As this spilled out of me, Zoe had the logical question. “So why didn’t your dad and Proxy get married when they knew they were having you?”
“I bet she wouldn’t do it,” I hazarded not much of a guess. She was a different breed of cat, Pop had outright said so. And not the marrying kind at the time, particularly with a scandalous first husband to live down. No, it made sense to me that Proxy, as she was then, would have dealt herself out of any matrimony, and probably me into the nearest orphanage, except for Pop saying something like—I could almost hear him—“Then I’ll raise the kid myself,” and depositing me in Phoenix, and the rest was history.
“Whew.” Zoe’s eyes were big with awe at this family saga of mine and, given her dramatic instinct, maybe a touch of envy. “Are you going to let on to your dad that you know?”
“I . . . I can’t make up my mind.” Neither choice held real appeal.

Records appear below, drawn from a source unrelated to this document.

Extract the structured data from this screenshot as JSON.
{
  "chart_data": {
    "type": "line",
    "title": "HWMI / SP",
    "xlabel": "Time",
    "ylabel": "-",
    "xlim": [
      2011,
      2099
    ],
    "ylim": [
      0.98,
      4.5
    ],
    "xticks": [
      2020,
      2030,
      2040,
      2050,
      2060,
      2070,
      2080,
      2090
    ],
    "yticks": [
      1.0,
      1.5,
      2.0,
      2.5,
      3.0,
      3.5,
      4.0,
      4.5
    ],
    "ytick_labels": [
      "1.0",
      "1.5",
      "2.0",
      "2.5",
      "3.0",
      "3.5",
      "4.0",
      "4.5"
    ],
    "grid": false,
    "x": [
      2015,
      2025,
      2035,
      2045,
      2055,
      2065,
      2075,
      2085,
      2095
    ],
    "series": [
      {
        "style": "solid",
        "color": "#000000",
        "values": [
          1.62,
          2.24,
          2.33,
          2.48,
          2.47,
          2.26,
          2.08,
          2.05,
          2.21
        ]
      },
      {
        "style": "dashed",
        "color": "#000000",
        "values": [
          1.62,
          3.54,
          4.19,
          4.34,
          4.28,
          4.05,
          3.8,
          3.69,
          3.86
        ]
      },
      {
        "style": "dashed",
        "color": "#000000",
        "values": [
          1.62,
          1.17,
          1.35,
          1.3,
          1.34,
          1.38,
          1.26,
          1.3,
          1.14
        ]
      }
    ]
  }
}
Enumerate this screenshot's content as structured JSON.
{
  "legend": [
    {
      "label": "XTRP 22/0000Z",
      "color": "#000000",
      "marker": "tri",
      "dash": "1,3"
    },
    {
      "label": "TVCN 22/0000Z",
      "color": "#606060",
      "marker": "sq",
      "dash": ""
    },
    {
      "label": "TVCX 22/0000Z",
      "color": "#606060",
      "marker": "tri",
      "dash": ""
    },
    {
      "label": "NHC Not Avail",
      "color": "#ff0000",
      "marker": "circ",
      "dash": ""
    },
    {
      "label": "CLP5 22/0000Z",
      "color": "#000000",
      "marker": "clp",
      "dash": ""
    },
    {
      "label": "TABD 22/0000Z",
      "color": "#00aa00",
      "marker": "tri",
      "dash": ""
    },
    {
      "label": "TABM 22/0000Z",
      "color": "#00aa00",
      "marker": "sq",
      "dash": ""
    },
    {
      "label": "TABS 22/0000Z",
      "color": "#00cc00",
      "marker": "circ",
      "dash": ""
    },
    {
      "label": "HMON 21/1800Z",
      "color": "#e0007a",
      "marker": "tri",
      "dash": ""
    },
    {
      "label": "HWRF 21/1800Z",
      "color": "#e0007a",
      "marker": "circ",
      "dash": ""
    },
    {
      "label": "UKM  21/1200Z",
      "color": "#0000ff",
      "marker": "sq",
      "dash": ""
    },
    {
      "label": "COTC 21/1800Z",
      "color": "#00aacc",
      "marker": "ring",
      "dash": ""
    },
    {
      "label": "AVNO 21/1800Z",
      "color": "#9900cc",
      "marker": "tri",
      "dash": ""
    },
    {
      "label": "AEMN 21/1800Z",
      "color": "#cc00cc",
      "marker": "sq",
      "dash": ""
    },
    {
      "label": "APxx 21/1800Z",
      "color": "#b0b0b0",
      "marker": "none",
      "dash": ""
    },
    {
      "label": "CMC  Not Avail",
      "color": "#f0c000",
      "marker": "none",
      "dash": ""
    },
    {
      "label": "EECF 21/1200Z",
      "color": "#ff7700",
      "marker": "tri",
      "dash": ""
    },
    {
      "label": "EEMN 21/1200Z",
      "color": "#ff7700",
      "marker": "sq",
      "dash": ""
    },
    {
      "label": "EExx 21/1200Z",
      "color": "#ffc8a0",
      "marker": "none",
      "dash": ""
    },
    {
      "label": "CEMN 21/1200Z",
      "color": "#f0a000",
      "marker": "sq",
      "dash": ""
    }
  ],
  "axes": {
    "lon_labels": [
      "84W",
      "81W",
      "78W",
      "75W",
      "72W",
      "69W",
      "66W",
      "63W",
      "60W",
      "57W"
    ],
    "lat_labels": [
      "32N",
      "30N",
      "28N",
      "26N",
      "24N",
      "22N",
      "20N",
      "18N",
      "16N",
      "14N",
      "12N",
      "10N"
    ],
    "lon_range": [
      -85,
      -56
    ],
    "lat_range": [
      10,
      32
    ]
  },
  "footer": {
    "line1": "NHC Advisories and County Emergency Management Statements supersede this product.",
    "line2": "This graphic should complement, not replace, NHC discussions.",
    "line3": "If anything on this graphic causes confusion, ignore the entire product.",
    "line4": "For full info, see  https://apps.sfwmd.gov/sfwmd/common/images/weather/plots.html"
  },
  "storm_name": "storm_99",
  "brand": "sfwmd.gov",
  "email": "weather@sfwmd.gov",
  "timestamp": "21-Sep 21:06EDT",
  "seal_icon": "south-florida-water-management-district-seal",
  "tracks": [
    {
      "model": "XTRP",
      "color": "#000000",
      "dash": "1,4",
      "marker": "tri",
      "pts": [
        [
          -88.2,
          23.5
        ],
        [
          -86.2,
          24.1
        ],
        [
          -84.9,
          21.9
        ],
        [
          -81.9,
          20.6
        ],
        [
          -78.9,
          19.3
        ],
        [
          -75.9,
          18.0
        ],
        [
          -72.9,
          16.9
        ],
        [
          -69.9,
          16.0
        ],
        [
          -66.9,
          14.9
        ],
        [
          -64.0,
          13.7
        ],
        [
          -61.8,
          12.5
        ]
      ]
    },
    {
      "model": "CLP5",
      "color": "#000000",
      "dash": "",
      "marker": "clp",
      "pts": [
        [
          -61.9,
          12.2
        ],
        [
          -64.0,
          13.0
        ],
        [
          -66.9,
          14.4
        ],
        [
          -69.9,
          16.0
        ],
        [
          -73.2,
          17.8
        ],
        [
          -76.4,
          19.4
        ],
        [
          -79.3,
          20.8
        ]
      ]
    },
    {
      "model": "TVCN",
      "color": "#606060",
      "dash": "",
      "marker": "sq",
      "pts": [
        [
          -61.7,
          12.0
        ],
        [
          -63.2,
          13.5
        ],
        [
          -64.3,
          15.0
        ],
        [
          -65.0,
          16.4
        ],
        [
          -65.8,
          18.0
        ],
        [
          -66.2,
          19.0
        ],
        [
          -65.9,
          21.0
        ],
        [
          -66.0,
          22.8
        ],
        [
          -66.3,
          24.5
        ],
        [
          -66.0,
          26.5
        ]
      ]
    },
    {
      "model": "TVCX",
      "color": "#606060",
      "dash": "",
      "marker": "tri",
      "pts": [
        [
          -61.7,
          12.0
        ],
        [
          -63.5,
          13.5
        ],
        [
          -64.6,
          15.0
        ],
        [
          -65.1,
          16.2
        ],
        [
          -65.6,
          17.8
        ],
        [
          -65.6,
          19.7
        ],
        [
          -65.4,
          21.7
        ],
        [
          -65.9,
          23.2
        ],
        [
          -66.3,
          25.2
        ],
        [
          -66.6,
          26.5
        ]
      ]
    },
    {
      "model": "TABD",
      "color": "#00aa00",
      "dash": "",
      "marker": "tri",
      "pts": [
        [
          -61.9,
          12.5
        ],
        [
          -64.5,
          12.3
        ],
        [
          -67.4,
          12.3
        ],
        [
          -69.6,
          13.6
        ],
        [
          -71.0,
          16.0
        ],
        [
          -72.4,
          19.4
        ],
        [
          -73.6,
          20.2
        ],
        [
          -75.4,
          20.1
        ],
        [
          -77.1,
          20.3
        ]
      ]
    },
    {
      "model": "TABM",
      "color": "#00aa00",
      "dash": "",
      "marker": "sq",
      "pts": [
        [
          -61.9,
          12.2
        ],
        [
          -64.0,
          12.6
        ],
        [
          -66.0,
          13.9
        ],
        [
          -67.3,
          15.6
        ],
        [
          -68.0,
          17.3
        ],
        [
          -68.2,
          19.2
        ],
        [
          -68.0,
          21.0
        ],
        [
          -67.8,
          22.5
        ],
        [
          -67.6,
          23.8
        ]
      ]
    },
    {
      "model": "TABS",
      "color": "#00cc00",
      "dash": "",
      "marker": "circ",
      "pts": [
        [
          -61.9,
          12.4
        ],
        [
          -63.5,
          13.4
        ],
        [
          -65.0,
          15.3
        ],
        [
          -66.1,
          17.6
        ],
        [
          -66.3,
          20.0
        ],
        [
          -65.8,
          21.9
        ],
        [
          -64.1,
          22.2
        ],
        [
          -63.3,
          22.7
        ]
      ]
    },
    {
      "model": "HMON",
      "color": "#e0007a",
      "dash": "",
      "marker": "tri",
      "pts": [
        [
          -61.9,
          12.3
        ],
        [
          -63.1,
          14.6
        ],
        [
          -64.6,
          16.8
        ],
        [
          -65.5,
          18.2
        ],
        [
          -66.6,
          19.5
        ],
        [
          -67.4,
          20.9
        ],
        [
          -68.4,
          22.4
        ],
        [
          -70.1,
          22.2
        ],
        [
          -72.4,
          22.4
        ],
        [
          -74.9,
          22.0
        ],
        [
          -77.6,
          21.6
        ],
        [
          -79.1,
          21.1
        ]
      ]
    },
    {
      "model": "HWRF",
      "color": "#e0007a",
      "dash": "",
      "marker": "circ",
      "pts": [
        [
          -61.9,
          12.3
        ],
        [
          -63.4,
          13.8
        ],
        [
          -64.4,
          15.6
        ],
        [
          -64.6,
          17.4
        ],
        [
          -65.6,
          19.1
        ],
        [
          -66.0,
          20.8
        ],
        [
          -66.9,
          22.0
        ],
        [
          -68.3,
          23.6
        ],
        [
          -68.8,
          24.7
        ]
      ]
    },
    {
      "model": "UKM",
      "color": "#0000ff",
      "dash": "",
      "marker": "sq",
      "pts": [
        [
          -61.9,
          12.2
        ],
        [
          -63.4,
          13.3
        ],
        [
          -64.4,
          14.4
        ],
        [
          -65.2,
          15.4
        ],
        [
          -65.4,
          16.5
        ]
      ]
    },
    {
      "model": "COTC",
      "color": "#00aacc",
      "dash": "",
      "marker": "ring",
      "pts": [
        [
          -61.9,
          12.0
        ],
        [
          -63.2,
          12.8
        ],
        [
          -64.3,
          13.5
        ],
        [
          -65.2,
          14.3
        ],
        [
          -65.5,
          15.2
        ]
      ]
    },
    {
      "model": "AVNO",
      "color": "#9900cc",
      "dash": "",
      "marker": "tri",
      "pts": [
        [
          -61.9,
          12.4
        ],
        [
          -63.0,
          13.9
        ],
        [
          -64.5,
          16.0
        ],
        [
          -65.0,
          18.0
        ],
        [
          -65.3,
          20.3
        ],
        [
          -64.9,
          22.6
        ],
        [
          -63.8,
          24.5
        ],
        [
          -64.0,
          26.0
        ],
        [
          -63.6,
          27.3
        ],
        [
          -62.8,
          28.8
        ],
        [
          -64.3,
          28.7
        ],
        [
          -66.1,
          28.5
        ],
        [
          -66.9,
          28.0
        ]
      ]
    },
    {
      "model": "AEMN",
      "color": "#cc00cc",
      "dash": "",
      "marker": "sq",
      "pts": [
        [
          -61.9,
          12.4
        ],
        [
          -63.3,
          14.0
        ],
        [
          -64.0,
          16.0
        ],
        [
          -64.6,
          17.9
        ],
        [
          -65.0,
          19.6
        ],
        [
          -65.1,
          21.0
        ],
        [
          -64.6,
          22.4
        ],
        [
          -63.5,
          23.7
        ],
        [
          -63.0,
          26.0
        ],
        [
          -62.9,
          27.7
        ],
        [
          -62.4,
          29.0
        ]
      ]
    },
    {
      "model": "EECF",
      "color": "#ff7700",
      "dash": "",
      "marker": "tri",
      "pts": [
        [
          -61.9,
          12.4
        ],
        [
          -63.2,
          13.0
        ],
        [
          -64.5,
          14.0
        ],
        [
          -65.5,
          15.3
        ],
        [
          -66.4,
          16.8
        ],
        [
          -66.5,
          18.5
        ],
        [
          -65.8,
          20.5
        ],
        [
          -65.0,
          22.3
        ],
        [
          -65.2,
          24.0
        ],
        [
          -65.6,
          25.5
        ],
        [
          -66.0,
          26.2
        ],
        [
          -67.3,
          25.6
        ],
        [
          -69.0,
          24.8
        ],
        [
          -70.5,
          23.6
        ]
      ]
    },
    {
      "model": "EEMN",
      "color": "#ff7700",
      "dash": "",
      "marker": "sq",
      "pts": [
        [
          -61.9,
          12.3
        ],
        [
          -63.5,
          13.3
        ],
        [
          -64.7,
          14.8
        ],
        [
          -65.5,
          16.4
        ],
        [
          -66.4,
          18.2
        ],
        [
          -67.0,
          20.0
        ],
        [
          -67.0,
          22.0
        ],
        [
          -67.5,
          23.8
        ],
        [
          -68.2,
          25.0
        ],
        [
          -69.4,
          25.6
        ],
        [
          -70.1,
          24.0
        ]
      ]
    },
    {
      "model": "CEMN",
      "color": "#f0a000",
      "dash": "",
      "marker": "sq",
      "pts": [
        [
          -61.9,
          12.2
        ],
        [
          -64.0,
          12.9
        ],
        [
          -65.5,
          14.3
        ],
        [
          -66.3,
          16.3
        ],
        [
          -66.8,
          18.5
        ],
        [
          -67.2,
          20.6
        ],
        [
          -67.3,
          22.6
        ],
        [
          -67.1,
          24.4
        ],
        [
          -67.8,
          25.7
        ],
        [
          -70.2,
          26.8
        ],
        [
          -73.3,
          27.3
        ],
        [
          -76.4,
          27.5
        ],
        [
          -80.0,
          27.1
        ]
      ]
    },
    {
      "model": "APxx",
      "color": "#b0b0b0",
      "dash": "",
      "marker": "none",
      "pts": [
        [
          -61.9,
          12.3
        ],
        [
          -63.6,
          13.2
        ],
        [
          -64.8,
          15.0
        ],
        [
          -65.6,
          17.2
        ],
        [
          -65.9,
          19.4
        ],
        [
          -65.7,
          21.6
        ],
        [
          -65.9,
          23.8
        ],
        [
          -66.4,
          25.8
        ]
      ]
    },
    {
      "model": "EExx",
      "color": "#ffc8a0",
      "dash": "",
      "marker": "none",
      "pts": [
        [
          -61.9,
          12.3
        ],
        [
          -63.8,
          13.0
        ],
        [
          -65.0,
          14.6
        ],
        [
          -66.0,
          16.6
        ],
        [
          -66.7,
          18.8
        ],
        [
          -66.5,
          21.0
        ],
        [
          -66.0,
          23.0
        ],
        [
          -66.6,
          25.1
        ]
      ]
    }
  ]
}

I’d been gritting and bearing it ever since two dangerously smiling women came along out of nowhere to upset our perfectly sound bachelor life, and forbearance was getting profoundly wearing. Yet there are some questions you don’t like to ask because of the answers they might bring. What if I mustered myself to question Pop as to whether Proxy was in truth my mother, and he let his conscience run away with itself and replied, “You know what, she is, and now that it’s out in the open, she and I ought to fix this family situation and do it right for a change and get hitched and we all live together. How’s that grab you?”